Jewish Chronicle, 25 September 1931, page 10


‘Manchester Joint Jewish Education Board.  -   Mr. S. Isaacson, president of the Bolton Congregation, expressed thanks to the Area Committee for its successful efforts in connection with the scheme of co-operation between the Bolton and Burnley Hebrew Congregations’.


Jewish Chronicle, 25 December 1931, page 23


‘Manchester Joint Jewish Education Board.  -   The Rev. I.W. Slotki, M.A., said that the scheme of co-operation between the Bolton and Burnley Congregations in connection with a sharing of the services of a Shochet Teacher had ceased owing to migrations from Burnley and the reduction of the number of pupils to teach’.


Jewish Chronicle, 28 June 1931, page III

From: ‘A Lancashire Journey By a Special Correspondent’
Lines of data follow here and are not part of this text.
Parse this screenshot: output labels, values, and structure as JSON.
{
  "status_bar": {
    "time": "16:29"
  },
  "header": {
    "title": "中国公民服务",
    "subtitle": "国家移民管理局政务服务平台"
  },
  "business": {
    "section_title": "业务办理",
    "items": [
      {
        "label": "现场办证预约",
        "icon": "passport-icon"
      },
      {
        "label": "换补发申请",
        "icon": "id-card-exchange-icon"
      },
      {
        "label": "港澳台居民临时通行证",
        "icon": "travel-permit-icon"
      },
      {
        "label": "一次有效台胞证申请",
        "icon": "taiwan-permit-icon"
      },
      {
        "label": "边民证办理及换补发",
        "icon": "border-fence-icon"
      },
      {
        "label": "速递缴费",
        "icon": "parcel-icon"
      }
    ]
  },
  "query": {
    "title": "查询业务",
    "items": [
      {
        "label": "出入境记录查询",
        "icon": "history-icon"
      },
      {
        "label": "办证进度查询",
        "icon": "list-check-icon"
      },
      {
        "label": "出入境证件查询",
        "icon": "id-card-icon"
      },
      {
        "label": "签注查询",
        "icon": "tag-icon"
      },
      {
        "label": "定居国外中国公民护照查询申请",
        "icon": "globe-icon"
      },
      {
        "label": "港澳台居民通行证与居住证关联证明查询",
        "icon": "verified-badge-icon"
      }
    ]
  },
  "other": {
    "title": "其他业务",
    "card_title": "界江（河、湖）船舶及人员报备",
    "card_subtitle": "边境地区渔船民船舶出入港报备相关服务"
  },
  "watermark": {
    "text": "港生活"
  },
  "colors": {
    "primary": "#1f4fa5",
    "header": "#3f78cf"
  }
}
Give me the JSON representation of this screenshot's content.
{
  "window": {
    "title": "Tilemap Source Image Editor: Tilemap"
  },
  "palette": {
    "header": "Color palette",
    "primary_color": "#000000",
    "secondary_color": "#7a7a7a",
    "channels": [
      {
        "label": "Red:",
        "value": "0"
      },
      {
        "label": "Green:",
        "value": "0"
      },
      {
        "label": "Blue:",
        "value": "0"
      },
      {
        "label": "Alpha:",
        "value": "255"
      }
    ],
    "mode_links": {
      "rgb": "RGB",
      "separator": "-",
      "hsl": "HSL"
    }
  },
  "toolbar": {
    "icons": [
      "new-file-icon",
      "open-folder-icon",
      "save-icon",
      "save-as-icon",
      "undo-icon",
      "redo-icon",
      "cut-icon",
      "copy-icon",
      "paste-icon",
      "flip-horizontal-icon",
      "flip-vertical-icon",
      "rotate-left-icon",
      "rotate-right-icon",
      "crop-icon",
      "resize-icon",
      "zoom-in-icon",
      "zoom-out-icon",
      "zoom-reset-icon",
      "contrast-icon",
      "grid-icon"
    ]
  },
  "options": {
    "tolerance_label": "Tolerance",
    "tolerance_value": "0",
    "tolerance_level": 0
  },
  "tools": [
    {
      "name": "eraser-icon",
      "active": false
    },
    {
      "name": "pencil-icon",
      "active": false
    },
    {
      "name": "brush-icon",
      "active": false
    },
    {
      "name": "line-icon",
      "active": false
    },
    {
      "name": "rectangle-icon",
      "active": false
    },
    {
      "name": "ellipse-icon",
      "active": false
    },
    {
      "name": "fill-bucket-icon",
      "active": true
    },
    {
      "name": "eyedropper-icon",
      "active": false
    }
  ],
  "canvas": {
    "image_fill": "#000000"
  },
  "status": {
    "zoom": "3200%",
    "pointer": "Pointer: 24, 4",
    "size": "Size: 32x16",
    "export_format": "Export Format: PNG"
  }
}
‘Across in East Lancashire stands Burnley, in the foothills of the Pennine Range. From the top of a hilly street I saw the gaunt ridge of these mountains, under a lowering sky, and felt the chill blast of an east wind bringing rain and squalls in its train. It was unpropitious. After a long uphill toil through narrow streets I found the address of the hon. Secretary. He no longer lived there, and a typical Lancashire lass, who answered my inquiry replied, “Oh, he’s flit!” (to Leeds, she thought). That really sunned up Burnley Jewry - they have “flit,” through bad trade mainly. Even Jewish names on shop fronts are no guide these days, for the owners (as in, to take at random, Lancaster, Warrington, Oldham, Bury) may have their businesses situated there, but require for the preservation  of their Jewish consciousness to live in the larger Jewish aggregations. Only four Jewish families remain in Burnley -the Synagogue was closed eight or nine years ago’.